Although experimental methods have greatly improved in the past ten years, most interactomes remain far from being complete. It is, therefore, important to discover new computational methods for inferring interactions from incomplete datasets. We described a class of algorithms based on continuous-time walks that rank among the best link prediction methods tested on PPI networks.

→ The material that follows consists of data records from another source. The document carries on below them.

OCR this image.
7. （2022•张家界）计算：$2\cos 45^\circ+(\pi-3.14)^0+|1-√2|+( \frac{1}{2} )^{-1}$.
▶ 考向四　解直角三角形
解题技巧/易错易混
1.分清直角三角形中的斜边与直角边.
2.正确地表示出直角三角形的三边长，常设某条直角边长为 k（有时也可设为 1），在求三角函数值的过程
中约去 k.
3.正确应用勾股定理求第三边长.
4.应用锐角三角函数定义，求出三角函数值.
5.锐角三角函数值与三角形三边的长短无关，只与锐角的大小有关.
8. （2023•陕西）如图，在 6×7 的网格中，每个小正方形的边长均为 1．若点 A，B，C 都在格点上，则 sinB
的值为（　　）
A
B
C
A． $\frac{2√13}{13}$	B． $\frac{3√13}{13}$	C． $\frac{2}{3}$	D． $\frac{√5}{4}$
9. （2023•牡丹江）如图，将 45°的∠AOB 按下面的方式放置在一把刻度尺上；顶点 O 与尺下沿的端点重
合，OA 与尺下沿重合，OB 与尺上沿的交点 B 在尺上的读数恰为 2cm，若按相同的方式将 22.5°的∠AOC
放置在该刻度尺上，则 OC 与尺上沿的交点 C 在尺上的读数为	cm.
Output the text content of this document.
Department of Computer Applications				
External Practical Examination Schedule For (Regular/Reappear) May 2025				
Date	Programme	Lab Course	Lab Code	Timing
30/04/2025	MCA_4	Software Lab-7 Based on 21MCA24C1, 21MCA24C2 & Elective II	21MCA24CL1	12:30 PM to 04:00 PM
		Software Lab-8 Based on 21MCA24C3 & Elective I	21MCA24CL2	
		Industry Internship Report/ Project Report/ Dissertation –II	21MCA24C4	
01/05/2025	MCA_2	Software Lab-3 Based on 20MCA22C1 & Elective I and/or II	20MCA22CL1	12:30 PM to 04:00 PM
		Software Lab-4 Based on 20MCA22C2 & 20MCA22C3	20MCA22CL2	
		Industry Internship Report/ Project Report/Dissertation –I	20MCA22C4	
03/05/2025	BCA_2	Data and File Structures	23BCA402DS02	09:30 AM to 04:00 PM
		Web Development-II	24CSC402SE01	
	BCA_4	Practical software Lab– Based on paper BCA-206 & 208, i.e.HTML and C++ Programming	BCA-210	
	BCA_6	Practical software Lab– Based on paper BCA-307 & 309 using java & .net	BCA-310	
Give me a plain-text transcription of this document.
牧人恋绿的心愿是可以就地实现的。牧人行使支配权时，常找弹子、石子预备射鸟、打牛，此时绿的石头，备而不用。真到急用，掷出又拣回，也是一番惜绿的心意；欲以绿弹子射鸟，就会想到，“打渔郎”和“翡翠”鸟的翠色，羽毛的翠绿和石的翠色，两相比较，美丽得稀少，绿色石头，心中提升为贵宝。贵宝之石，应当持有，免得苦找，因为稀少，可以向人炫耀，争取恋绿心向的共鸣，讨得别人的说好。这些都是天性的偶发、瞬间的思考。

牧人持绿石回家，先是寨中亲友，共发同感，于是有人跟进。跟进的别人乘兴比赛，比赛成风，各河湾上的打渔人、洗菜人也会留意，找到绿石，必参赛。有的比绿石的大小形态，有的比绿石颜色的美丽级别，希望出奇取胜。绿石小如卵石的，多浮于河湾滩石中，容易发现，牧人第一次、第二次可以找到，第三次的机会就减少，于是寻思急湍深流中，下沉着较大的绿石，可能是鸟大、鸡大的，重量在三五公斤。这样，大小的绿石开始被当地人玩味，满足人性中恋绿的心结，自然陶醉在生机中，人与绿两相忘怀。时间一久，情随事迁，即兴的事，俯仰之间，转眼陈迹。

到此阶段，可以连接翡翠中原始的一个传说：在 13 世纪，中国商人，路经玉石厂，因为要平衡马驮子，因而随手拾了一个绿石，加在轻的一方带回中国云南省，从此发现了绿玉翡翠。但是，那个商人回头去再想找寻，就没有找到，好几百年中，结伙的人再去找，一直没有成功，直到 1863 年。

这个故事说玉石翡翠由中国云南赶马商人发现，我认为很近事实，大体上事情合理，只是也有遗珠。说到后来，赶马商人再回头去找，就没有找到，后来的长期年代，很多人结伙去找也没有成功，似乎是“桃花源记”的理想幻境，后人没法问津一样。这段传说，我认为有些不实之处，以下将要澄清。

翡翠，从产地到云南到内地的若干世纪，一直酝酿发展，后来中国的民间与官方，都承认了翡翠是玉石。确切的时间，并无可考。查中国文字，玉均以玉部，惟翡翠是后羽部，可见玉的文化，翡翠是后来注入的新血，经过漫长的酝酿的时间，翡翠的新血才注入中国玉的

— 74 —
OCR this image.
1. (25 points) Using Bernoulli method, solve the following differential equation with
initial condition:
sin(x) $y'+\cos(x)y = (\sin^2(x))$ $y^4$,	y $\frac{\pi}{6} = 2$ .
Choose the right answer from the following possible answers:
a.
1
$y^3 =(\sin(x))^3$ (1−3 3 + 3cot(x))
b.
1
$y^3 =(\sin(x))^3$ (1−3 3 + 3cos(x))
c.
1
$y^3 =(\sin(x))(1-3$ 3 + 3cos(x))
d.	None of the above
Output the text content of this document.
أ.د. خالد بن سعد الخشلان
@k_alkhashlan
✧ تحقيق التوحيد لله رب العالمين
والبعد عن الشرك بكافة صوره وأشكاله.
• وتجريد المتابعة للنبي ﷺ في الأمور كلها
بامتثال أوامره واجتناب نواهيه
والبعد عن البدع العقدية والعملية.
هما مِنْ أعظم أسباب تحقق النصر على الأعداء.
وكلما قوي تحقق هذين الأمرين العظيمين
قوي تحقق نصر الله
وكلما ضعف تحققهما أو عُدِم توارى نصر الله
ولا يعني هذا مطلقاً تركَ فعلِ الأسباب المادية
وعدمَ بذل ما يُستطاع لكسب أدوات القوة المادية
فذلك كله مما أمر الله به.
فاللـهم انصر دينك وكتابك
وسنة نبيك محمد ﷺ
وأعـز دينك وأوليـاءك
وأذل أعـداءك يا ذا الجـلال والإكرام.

Furthermore, the continuous-time quantum walks described here are among the first successful quantum-inspired link prediction methods. Although we found that using the reciprocal of the average degree provided a good time length for which to run the walks, many further options can still be explored: using cross-validation to choose a more optimal value or using times that depend on the walker’s location are immediate candidates. Another open direction of research involves the choice of the Hamiltonian. Our experimental results demonstrated a strong sensitivity on the Hamiltonian used for controlling the quantum walks. While the adjacency matrix yielded better results than the Laplacian on the networks we tested, it would be beneficial to understand why this is the case. This also indicates the potential for improvement if better Hamiltonians can be found for the purpose of link prediction. Further investigations in this direction may yield better methods and insights into both networks being studied and the quantum walks being employed.